FDA Approves Letermovir (Prevymis) for Preventing CMV in Adult Kidney Transplant Patients

Article

The federal agency gave Merck the nod to use the company's antiviral as prophylaxis for Cytomegalovirus Disease (CMV), postoperatively.


The FDA has approved a new indication for letermovir for prophylaxis of CMV disease in adult kidney transplant recipients at high risk (Donor CMV-seropositive/Recipient CMV-seronegative [D+/R-]). Letermovir is a first-in-class non-nucleoside that inhibits viral replication by specifically targeting the viral terminase complex.

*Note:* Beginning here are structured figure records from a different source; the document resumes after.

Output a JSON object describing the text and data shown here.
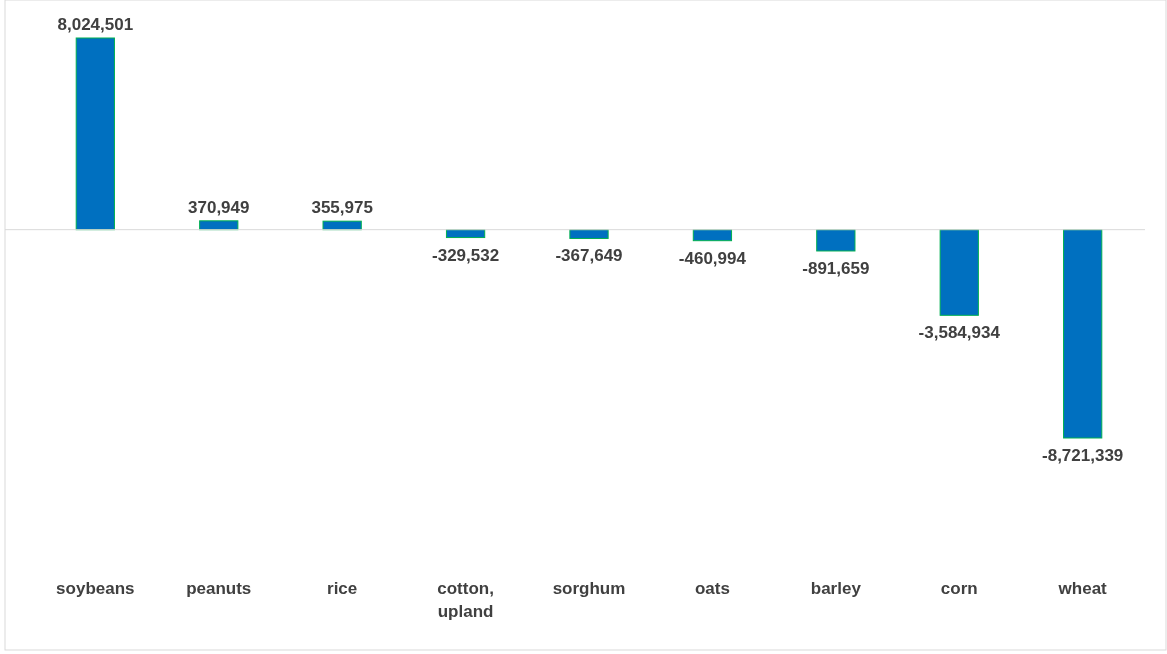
{
  "chart_data": {
    "type": "bar",
    "categories": [
      "soybeans",
      "peanuts",
      "rice",
      "cotton, upland",
      "sorghum",
      "oats",
      "barley",
      "corn",
      "wheat"
    ],
    "values": [
      8024501,
      370949,
      355975,
      -329532,
      -367649,
      -460994,
      -891659,
      -3584934,
      -8721339
    ],
    "value_labels": [
      "8,024,501",
      "370,949",
      "355,975",
      "-329,532",
      "-367,649",
      "-460,994",
      "-891,659",
      "-3,584,934",
      "-8,721,339"
    ],
    "color": "#0070c0"
  }
}
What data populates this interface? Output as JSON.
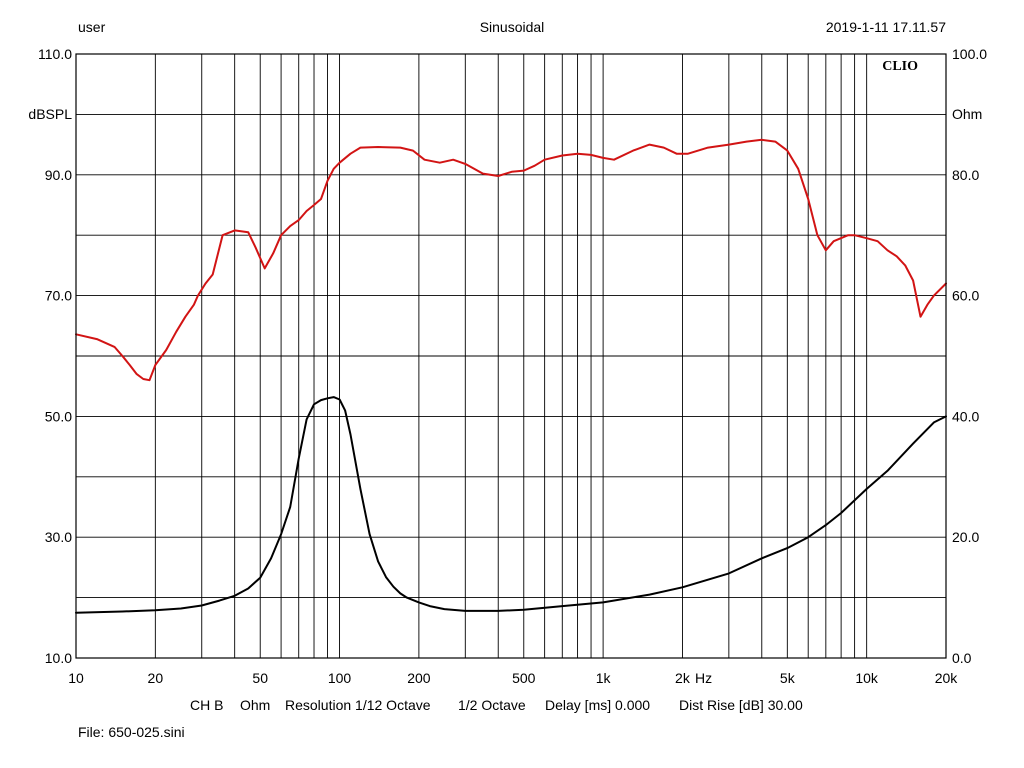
{
  "header": {
    "left": "user",
    "center": "Sinusoidal",
    "right": "2019-1-11 17.11.57"
  },
  "brand": "CLIO",
  "footer": {
    "ch": "CH B",
    "unit": "Ohm",
    "resolution": "Resolution 1/12 Octave",
    "octave": "1/2 Octave",
    "delay": "Delay [ms] 0.000",
    "dist_rise": "Dist Rise [dB] 30.00",
    "file": "File: 650-025.sini"
  },
  "colors": {
    "spl": "#d21414",
    "impedance": "#000000",
    "grid": "#000000"
  },
  "chart_data": {
    "type": "line",
    "x_scale": "log",
    "xlim": [
      10,
      20000
    ],
    "grid": true,
    "ylabel_left": "dBSPL",
    "ylabel_right": "Ohm",
    "xlabel": "Hz",
    "ylim_left": [
      10,
      110
    ],
    "ylim_right": [
      0,
      100
    ],
    "left_ticks": [
      {
        "v": 110,
        "t": "110.0"
      },
      {
        "v": 90,
        "t": "90.0"
      },
      {
        "v": 70,
        "t": "70.0"
      },
      {
        "v": 50,
        "t": "50.0"
      },
      {
        "v": 30,
        "t": "30.0"
      },
      {
        "v": 10,
        "t": "10.0"
      }
    ],
    "right_ticks": [
      {
        "v": 100,
        "t": "100.0"
      },
      {
        "v": 80,
        "t": "80.0"
      },
      {
        "v": 60,
        "t": "60.0"
      },
      {
        "v": 40,
        "t": "40.0"
      },
      {
        "v": 20,
        "t": "20.0"
      },
      {
        "v": 0,
        "t": "0.0"
      }
    ],
    "x_ticks": [
      {
        "v": 10,
        "t": "10"
      },
      {
        "v": 20,
        "t": "20"
      },
      {
        "v": 50,
        "t": "50"
      },
      {
        "v": 100,
        "t": "100"
      },
      {
        "v": 200,
        "t": "200"
      },
      {
        "v": 500,
        "t": "500"
      },
      {
        "v": 1000,
        "t": "1k"
      },
      {
        "v": 2000,
        "t": "2k"
      },
      {
        "v": 5000,
        "t": "5k"
      },
      {
        "v": 10000,
        "t": "10k"
      },
      {
        "v": 20000,
        "t": "20k"
      }
    ],
    "series": [
      {
        "key": "spl",
        "axis": "left",
        "x": [
          10,
          12,
          14,
          15,
          16,
          17,
          18,
          19,
          20,
          22,
          24,
          26,
          28,
          29,
          31,
          33,
          36,
          40,
          45,
          48,
          52,
          56,
          60,
          65,
          70,
          75,
          80,
          85,
          90,
          95,
          100,
          110,
          120,
          140,
          170,
          190,
          210,
          240,
          270,
          300,
          350,
          400,
          450,
          500,
          550,
          600,
          700,
          800,
          900,
          1000,
          1100,
          1300,
          1500,
          1700,
          1900,
          2100,
          2500,
          3000,
          3500,
          4000,
          4500,
          5000,
          5500,
          6000,
          6500,
          7000,
          7500,
          8500,
          9000,
          10000,
          11000,
          12000,
          13000,
          14000,
          15000,
          16000,
          17000,
          18000,
          20000
        ],
        "y": [
          63.6,
          62.8,
          61.5,
          60.0,
          58.5,
          57.0,
          56.2,
          56.0,
          58.5,
          61.0,
          64.0,
          66.5,
          68.5,
          70.0,
          72.0,
          73.5,
          80.0,
          80.8,
          80.5,
          78.0,
          74.5,
          77.0,
          80.0,
          81.5,
          82.5,
          84.0,
          85.0,
          86.0,
          89.0,
          91.0,
          92.0,
          93.5,
          94.5,
          94.6,
          94.5,
          94.0,
          92.5,
          92.0,
          92.5,
          91.8,
          90.2,
          89.8,
          90.5,
          90.7,
          91.5,
          92.5,
          93.2,
          93.5,
          93.3,
          92.8,
          92.5,
          94.0,
          95.0,
          94.5,
          93.5,
          93.5,
          94.5,
          95.0,
          95.5,
          95.8,
          95.5,
          94.0,
          91.0,
          86.0,
          80.0,
          77.5,
          79.0,
          80.0,
          80.0,
          79.5,
          79.0,
          77.5,
          76.5,
          75.0,
          72.5,
          66.5,
          68.5,
          70.0,
          72.0
        ]
      },
      {
        "key": "impedance",
        "axis": "right",
        "x": [
          10,
          15,
          20,
          25,
          30,
          35,
          40,
          45,
          50,
          55,
          60,
          65,
          70,
          75,
          80,
          85,
          90,
          95,
          100,
          105,
          110,
          120,
          130,
          140,
          150,
          160,
          170,
          180,
          200,
          220,
          250,
          300,
          400,
          500,
          700,
          1000,
          1500,
          2000,
          3000,
          4000,
          5000,
          6000,
          7000,
          8000,
          10000,
          12000,
          15000,
          18000,
          20000
        ],
        "y": [
          7.5,
          7.7,
          7.9,
          8.2,
          8.7,
          9.5,
          10.3,
          11.5,
          13.3,
          16.5,
          20.5,
          25.0,
          33.0,
          39.5,
          42.0,
          42.7,
          43.0,
          43.2,
          42.8,
          41.0,
          37.0,
          28.0,
          20.5,
          16.0,
          13.4,
          11.8,
          10.7,
          10.0,
          9.2,
          8.6,
          8.1,
          7.8,
          7.8,
          8.0,
          8.6,
          9.2,
          10.5,
          11.7,
          14.0,
          16.5,
          18.2,
          20.0,
          22.0,
          24.0,
          28.0,
          31.0,
          35.5,
          39.0,
          40.0
        ]
      }
    ]
  }
}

“Prevymis has been an important addition to the care of high-risk adult CMV-seropositive patients who have received allogeneic stem cell transplants to help prevent CMV infection and disease," said Elizabeth Rhee, MD, vice president, global clinical development, Merck Research Laboratories. "We are delighted that Prevymis is now approved to help prevent CMV disease in adult kidney transplant patients at high risk.”

The FDA’s decision was supported by the pivotal phase 3 data that demonstrated letermovir was non-inferior to valganciclovir, the current standard of care, for the primary endpoint of incidence of CMV disease (CMV end-organ disease or CMV syndrome, confirmed by an independent adjudication committee) through Week 52 post-kidney transplant.

Phase 3 Study Results
Investigators conducted a phase 3, randomized, double-blind non-inferiority trial in order to compare Prevymis to valganciclovir and their abilities to prevent CMV disease among 601 high-risk adult kidney transplant recipients, as was previously reported by Contagion. The patients were randomized to either receive 480 mg of Prevymis once per day or 900 mg of valganciclovir once per day for 7 days post-transplant for 28 weeks with follow-up through 52 weeks, the study authors explained. The median age for the patients was 52 years in the Prevymis group and 51 years in the valganciclovir group, they added.

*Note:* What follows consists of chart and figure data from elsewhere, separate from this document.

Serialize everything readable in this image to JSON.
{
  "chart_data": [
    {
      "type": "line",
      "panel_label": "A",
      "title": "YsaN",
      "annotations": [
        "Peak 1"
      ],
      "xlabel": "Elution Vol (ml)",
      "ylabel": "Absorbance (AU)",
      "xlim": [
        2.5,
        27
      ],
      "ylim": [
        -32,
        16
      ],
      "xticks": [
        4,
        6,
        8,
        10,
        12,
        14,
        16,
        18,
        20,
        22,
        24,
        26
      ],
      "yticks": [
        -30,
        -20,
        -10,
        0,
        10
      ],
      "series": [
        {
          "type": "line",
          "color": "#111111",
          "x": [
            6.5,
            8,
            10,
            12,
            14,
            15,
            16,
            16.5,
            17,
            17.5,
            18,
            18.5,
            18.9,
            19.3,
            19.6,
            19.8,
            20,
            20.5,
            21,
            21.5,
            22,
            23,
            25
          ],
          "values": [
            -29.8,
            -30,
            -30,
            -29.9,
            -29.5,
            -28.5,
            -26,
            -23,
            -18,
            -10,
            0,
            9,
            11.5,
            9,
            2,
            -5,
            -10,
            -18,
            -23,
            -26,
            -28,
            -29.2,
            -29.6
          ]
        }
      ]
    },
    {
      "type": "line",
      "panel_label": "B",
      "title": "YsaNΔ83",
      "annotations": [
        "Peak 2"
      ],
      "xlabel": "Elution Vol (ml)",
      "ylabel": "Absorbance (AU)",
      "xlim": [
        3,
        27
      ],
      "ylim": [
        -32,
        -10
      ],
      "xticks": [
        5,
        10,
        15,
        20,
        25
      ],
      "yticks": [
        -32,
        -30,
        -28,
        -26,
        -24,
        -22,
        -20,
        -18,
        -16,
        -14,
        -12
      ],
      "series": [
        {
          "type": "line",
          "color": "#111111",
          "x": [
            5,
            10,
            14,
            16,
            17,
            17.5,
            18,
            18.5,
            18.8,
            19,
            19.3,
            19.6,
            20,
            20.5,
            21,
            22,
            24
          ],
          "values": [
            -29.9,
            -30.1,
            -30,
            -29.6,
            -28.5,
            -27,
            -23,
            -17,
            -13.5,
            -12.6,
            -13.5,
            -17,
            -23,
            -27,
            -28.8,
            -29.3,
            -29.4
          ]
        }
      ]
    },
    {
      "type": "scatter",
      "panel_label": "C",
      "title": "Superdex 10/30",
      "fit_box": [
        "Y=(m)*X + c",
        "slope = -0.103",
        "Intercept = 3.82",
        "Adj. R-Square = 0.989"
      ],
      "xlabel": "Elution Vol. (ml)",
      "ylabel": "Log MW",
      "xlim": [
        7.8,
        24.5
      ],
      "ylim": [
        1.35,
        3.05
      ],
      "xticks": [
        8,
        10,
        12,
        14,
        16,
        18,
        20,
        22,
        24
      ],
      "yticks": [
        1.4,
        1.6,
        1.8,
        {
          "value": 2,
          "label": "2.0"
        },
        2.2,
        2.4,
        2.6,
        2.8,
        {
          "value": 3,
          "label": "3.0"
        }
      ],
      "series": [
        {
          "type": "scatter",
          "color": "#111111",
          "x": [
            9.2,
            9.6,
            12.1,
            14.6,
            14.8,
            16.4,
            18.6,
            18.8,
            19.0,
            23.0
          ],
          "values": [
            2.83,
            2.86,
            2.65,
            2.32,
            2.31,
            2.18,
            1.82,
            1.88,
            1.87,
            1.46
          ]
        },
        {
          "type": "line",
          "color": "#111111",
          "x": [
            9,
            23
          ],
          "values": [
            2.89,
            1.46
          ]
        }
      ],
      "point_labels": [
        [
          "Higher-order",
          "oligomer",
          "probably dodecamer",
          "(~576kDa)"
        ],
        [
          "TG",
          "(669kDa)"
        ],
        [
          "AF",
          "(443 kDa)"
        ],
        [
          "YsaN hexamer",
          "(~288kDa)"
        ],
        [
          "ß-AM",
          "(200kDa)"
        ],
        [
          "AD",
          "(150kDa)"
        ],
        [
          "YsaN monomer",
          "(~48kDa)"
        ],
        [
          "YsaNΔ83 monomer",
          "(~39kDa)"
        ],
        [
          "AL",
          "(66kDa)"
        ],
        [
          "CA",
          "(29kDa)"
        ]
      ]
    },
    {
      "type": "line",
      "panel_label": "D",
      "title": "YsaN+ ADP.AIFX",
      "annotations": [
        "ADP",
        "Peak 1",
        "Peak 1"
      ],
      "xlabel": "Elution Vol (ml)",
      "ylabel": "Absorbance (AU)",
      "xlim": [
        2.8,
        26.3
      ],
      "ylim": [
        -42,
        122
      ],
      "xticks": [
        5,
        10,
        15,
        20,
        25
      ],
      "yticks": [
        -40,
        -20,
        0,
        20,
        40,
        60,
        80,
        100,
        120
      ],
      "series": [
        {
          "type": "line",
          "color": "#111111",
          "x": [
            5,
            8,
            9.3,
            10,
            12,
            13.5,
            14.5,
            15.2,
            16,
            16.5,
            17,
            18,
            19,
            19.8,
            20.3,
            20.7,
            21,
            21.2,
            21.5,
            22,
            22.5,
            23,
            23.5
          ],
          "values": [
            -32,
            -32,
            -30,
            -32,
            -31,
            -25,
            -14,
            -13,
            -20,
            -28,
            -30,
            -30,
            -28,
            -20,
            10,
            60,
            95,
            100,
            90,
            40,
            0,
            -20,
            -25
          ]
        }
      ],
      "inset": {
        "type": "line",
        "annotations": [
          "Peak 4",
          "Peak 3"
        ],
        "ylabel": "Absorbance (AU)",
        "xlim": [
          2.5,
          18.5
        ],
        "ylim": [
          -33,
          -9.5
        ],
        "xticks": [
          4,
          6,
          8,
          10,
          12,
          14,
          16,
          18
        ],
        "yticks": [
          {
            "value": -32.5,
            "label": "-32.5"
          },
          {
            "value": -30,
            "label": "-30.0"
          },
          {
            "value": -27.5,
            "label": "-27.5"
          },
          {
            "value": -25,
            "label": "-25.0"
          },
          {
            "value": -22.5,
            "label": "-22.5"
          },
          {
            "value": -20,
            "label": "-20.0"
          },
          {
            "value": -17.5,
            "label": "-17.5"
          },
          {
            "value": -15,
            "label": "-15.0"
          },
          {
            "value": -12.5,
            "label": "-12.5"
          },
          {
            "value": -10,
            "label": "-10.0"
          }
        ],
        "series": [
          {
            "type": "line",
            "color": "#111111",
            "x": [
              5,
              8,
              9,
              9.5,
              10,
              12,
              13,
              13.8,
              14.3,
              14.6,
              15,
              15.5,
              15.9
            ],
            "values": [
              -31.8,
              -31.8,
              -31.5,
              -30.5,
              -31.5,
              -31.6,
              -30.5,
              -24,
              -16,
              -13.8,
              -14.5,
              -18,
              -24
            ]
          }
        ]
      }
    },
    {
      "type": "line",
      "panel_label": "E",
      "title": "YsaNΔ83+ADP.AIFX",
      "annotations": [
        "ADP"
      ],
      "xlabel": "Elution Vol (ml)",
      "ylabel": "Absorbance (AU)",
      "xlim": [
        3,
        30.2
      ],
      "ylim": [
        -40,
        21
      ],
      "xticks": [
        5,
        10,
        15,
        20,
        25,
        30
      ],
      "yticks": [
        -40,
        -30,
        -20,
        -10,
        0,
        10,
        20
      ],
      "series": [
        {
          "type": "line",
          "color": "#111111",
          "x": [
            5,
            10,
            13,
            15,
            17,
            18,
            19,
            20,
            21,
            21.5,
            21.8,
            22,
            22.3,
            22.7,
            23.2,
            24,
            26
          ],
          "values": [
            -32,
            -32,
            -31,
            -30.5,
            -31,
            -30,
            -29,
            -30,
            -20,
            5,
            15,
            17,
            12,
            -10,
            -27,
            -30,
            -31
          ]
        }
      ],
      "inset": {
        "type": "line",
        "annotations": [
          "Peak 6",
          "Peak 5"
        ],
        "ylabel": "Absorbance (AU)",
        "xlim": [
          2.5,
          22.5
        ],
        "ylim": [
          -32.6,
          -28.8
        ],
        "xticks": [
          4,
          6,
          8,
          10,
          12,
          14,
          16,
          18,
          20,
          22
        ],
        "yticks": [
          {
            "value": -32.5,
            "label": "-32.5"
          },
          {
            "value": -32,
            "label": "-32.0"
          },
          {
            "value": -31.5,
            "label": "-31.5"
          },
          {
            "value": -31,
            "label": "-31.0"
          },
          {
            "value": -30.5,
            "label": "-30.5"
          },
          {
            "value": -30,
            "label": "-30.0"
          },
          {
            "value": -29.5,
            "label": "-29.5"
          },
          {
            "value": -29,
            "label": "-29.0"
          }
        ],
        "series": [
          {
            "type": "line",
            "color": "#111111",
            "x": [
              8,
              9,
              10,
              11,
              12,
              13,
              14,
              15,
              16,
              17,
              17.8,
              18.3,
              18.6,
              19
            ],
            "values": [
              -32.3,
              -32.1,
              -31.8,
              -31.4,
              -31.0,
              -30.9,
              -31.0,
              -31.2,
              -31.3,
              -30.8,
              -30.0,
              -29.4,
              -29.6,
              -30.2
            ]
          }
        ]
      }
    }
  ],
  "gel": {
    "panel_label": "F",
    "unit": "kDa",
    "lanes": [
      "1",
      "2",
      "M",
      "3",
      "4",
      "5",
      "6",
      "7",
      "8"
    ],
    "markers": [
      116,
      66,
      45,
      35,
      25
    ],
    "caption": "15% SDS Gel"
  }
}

At 52 weeks post-transplant, 10.4% of the letermovir cohort had CMV vs 11.8% of the valganciclovir group, the investigators reported. They said this finding was consistent across all subgroups such as age, gender, race, and geography. In addition, they reported that after 52 weeks post-transplant, none of the letermovir participants had adjudicated CMV disease compared to 5 patients (1.7 percent) of the valganciclovir group.

HSCT
Letermovir was approved by the FDA in 2017 for the prophylaxis of CMV infection among adult CMV-seropositive recipients of an allogenic hematopoietic stem cell transplant (HSCT).

In a separate phase 3 study, investigators evaluated 200 days of therapy with letermovir in HSCT recipients at high risk of late clinically significant CMV infection, which met its primary endpoint.

As a result, Merck applied for a separate FDA supplemental application to extend prophylaxis with letermovir to 200 days in certain HSCT recipients. The PDUFA date for this application has been set for September 7.

Dosing
According to Merck, the recommended dosage for letermovir in high-risk adult kidney transplant recipients is 480 mg administered once daily orally or as an intravenous infusion, initiated as early as Day 0 and up to Day 7 post-kidney transplant and continued through Day 200 post-transplant. If letermovir is co-administered with cyclosporine, the dosage of oral or intravenous letermovir should be decreased to 240 mg once daily.

Letermovir 240 mg and 480 mg tablets may be administered with or without food. Following the completion of letermovir prophylaxis, monitoring for CMV reactivation is recommended. For patients with creatinine clearance (CLcr) greater than 10 mL/min (by Cockcroft-Gault equation), no dosage adjustment of letermovir is required based on renal impairment.

The safety of letermovirin patients with end-stage renal disease (CLcr less than 10 mL/min), including patients on dialysis, is unknown. In patients with CLcr less than 50 mL/min receiving letermovir injection, accumulation of the intravenous vehicle, hydroxypropyl betadex, could occur. Serum creatinine levels should be closely monitored in these patients.